I admire, too, the man I once saw on television who had made a model submarine that would fire three-inch torpedoes. Obviously I wouldn’t go round to his house in case he made me listen to James Last and told me ‘dirty jokes’, but remember: model-makers have gingivitis and a couple of nasty skin disorders, so instead of going out
with girls they choose to spend all day in a shed gluing things together.

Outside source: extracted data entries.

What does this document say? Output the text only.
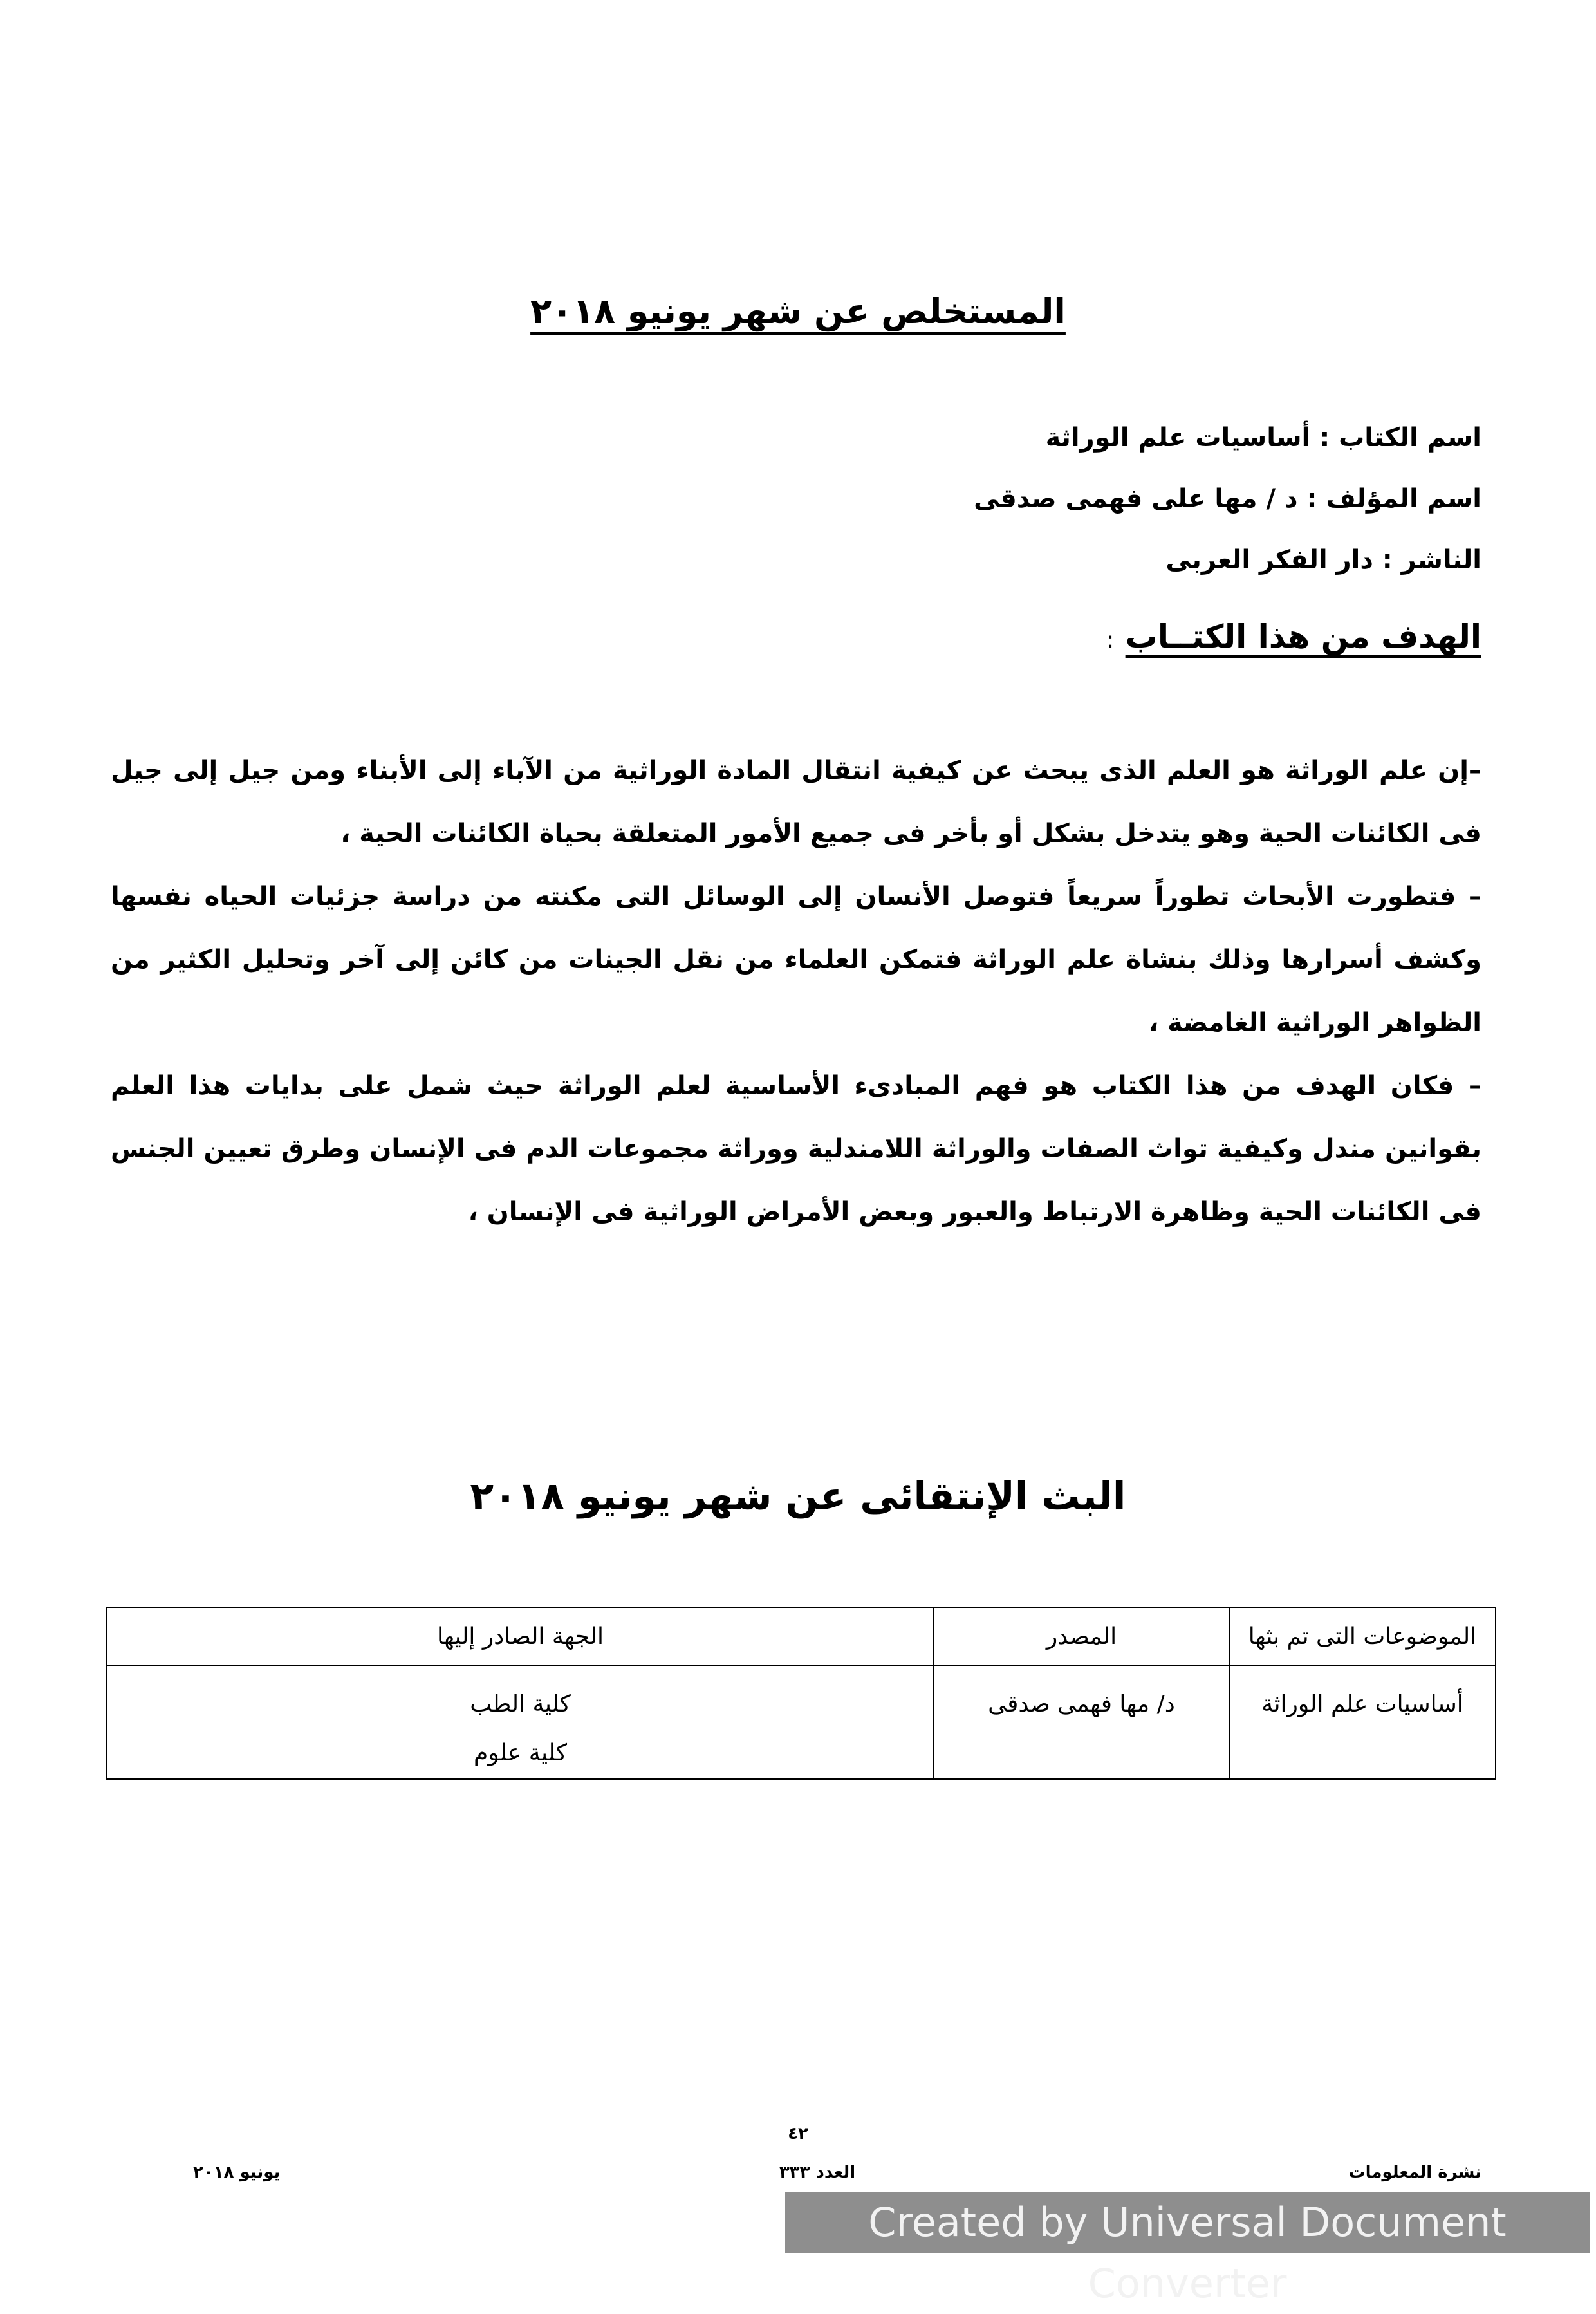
المستخلص عن شهر يونيو ٢٠١٨
اسم الكتاب : أساسيات علم الوراثة
اسم المؤلف : د / مها على فهمى صدقى
الناشر : دار الفكر العربى
الهدف من هذا الكتــاب :

–إن علم الوراثة هو العلم الذى يبحث عن كيفية انتقال المادة الوراثية من الآباء إلى الأبناء ومن جيل إلى جيل فى الكائنات الحية وهو يتدخل بشكل أو بأخر فى جميع الأمور المتعلقة بحياة الكائنات الحية ،

– فتطورت الأبحاث تطوراً سريعاً فتوصل الأنسان إلى الوسائل التى مكنته من دراسة جزئيات الحياه نفسها وكشف أسرارها وذلك بنشاة علم الوراثة فتمكن العلماء من نقل الجينات من كائن إلى آخر وتحليل الكثير من الظواهر الوراثية الغامضة ،

– فكان الهدف من هذا الكتاب هو فهم المبادىء الأساسية لعلم الوراثة حيث شمل على بدايات هذا العلم بقوانين مندل وكيفية تواث الصفات والوراثة اللامندلية ووراثة مجموعات الدم فى الإنسان وطرق تعيين الجنس فى الكائنات الحية وظاهرة الارتباط والعبور وبعض الأمراض الوراثية فى الإنسان ،

البث الإنتقائى عن شهر يونيو ٢٠١٨
الموضوعات التى تم بثها	المصدر	الجهة الصادر إليها
أساسيات علم الوراثة	د/ مها فهمى صدقى	كلية الطب
كلية علوم
٤٢
نشرة المعلومات
العدد ٣٣٣
يونيو ٢٠١٨
Created by Universal Document Converter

And let’s be honest, this doesn’t really affect the rest of us, does it? Then there are people who make model aeroplanes. Sometimes, as I sit in my garden on a summer day listening to their creations buzz and whine around the sky, I’m even tempted to take up modelling myself. In fact, I’ve already begun work on the plans for my first project. It’s going to be a Little Tyke’s Cosy Surface-to-Air Missile Battery.

Fruit or poison?

Last month, the road-test team on this magazine produced an advert-free supplement that listed the best and worst cars you can buy. Now the guys who wrote the supplement may spend all day talking about motorcycles, but they do drive every single new car that comes on to the market. They take them home at night. They take them away for cosy weekends. They take them to test tracks. In other words, these guys know what they’re talking about.

Strange, then, that I read the supplement with a purple face and little bits of spittle at the corners of my mouth – a mouth that was gaping in disbelief.

It wasn’t so bad to start with. They said Peugeot’s 206 is the best small car, which is fair enough. Second slot was given to the Clio, which shows that even motorcyclists have some common sense. The Clio may not be as much fun to drive as a Fiesta, but it is cheap.

I had no real argument with the family car section
either, where they gave awards to the Focus and the Passat. And sure, I can see why the Jaguar XJ8 had to play second fiddle to the BMW 5-series in the executive car roundup.